Alfred Jarry, poeta dada/surrealista para quem Paris era um oceano, é citado em “Silur”, juntamente com remetências para a visão mecanicista dos Kraftwerk e do inglês Thomas Leer e incursões na electro-acústica minimalista e nas estratégias de Djing. De tal forma é multifacetado o universo sonoro de “Silur” que houve quem nele visse ainda, além das referências óbvias a Tricky e DJ Shadow, paralelismos com a cena hip hop da East Coast, os Coil de “Horse Rotorvator”, os Crooklyn Dub Consortium, o djing minimalista de Kazi Lenka e Taschensound e a esquizofrenia pop de… Carl Wilson.
“Animals, Suns & Atoms” é, finalmente, um título apropriado para a estranha arte combinatória dos Tarwater.
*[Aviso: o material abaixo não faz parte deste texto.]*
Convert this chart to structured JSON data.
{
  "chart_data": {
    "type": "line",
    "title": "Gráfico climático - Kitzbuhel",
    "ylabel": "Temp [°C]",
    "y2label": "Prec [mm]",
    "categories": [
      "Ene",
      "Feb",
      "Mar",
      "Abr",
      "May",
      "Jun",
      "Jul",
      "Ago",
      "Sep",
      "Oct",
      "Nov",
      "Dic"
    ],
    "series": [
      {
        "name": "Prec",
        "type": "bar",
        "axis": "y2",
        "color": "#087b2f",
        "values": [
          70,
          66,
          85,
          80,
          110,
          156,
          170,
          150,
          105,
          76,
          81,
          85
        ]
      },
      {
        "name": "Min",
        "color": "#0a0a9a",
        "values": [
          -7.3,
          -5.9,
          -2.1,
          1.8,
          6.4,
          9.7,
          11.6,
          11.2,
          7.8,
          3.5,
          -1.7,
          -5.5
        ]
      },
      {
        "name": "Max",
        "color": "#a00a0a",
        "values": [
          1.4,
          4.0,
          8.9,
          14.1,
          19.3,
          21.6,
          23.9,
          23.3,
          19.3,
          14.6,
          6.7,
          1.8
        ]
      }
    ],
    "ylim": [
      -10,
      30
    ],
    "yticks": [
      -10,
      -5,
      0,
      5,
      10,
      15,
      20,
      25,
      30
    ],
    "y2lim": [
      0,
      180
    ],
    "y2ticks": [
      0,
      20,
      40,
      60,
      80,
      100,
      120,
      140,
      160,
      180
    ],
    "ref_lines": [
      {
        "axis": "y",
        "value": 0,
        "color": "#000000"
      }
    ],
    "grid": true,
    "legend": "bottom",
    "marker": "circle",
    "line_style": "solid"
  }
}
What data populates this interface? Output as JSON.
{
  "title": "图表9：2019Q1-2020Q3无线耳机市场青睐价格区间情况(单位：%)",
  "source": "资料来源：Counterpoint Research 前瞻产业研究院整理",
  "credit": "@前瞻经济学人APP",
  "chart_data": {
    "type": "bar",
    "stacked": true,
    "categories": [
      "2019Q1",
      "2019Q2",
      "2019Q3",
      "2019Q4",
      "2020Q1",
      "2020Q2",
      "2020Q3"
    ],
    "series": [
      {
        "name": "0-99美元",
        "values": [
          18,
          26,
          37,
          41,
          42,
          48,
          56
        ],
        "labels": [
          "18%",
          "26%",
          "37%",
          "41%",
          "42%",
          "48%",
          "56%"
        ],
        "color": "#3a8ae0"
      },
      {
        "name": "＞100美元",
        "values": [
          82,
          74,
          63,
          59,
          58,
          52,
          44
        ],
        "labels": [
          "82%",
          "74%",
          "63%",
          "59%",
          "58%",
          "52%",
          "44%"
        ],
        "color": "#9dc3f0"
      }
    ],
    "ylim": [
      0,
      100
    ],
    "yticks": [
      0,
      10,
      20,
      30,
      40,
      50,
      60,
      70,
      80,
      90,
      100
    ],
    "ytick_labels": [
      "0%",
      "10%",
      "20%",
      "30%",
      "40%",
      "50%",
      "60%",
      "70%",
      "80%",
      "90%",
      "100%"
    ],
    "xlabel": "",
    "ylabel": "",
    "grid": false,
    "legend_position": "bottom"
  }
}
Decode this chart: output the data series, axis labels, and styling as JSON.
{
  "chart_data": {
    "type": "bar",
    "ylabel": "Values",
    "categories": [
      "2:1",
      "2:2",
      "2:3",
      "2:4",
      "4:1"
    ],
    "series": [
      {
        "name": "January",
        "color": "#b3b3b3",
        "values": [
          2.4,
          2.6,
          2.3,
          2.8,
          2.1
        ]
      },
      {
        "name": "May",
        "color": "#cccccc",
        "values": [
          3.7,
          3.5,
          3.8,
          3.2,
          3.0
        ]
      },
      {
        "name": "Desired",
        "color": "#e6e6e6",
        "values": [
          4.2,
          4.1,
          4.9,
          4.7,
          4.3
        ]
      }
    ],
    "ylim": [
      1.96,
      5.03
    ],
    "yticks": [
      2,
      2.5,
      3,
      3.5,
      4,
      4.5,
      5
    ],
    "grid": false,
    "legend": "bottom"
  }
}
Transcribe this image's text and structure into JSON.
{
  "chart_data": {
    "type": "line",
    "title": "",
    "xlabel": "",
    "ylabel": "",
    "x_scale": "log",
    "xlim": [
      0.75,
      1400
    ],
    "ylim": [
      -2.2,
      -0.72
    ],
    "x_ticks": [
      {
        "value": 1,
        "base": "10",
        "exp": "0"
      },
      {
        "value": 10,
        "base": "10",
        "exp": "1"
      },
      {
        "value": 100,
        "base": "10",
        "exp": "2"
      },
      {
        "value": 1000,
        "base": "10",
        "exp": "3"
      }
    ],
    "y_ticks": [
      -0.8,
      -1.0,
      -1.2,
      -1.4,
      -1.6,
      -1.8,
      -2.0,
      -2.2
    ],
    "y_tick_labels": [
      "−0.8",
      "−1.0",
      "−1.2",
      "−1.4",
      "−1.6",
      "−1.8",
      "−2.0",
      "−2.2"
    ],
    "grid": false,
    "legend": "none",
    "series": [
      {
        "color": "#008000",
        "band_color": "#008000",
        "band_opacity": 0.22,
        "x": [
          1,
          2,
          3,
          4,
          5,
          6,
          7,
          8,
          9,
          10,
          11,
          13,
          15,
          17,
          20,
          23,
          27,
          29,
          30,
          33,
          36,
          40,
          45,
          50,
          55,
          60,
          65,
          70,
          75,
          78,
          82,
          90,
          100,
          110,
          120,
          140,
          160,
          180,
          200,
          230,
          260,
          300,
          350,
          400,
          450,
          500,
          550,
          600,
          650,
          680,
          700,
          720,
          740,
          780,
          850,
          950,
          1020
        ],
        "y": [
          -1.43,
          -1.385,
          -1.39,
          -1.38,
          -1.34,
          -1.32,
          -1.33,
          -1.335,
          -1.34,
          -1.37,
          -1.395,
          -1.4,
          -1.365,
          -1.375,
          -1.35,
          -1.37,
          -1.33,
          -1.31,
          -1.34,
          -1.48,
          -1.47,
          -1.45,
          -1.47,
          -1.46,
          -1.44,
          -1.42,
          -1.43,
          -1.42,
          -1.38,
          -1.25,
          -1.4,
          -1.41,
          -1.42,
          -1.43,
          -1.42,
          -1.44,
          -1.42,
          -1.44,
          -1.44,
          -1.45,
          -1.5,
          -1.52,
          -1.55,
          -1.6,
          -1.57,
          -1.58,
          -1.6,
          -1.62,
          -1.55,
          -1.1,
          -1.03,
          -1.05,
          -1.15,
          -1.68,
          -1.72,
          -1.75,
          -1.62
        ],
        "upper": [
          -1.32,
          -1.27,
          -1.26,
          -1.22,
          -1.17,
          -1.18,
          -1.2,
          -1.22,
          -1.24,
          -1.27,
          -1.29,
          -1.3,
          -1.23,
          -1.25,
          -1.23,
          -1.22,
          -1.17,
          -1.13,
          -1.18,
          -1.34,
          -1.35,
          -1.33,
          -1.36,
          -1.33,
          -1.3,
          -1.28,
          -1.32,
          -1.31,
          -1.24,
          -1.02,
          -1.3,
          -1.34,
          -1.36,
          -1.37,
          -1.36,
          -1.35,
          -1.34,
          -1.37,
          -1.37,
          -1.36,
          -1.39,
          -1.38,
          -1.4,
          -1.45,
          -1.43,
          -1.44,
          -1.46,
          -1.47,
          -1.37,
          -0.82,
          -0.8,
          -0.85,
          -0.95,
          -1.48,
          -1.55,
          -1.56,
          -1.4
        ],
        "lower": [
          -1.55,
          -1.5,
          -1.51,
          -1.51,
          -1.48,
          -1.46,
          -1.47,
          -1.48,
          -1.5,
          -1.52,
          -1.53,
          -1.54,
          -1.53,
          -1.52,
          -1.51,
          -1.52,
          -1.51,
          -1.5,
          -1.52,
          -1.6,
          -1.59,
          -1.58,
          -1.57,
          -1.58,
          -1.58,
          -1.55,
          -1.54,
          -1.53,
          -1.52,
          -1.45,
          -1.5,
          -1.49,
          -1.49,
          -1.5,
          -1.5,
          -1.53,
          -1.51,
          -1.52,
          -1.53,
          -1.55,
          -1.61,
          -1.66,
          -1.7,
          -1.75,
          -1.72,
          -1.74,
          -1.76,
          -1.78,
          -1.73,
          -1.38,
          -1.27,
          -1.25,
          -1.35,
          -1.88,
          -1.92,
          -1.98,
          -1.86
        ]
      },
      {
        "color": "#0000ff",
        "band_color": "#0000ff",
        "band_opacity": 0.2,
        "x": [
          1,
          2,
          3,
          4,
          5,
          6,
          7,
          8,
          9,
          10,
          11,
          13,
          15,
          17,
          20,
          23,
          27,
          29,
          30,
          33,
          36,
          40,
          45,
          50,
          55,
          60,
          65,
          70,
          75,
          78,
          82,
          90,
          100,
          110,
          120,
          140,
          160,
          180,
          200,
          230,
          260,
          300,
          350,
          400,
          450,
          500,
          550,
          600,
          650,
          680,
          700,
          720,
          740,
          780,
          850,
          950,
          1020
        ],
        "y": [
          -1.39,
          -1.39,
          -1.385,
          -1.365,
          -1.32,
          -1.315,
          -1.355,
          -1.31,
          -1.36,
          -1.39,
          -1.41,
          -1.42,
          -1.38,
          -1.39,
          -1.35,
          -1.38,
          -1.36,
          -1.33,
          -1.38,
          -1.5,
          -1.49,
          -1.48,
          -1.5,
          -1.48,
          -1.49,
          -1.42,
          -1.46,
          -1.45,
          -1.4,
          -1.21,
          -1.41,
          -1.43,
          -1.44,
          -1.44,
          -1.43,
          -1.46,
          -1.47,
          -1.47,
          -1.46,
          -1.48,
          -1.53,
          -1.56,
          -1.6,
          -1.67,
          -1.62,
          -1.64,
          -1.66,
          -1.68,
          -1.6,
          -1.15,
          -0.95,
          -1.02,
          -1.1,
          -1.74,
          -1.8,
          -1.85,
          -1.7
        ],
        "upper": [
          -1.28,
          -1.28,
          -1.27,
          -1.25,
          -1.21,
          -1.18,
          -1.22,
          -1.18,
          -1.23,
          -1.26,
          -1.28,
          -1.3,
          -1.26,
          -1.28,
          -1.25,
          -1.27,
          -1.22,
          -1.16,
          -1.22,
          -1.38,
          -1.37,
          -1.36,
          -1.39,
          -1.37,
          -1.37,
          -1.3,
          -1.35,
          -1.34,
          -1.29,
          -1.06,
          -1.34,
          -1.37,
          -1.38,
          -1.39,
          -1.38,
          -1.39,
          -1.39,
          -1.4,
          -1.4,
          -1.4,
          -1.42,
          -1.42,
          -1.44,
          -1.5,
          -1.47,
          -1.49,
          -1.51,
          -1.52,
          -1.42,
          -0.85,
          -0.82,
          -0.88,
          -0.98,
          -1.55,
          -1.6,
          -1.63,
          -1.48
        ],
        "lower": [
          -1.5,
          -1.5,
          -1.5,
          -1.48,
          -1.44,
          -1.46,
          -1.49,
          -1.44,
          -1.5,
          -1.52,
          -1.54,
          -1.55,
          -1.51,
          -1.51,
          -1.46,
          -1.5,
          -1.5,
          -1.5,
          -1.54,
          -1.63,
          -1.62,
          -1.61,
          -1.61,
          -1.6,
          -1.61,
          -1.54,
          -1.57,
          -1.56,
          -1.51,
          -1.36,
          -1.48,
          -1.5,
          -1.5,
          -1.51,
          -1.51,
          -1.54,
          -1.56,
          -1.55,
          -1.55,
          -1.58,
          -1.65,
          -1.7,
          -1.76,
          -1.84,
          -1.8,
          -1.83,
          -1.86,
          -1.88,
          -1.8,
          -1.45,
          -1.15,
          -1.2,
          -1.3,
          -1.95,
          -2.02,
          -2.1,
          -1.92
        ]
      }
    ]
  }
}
Três mundos em cruzamento: o microcosmos atómico, a Natureza e o macrocosmos estelar. Por aí, em constante deambulação, circulam grooves surreais, fragmentos fonéticos organizados em beats e bits, a electrónica aquática (“The watersample”), uma remistura com a assinatura dos To Rococo Rot e uma estranha obsessão por Paris, em “All the ants left Paris”. Confusos? Curiosos? Ainda vão ficar mais, quando os Tarwater justificarem ao vivo a sua fama de mergulhadores das profundezas.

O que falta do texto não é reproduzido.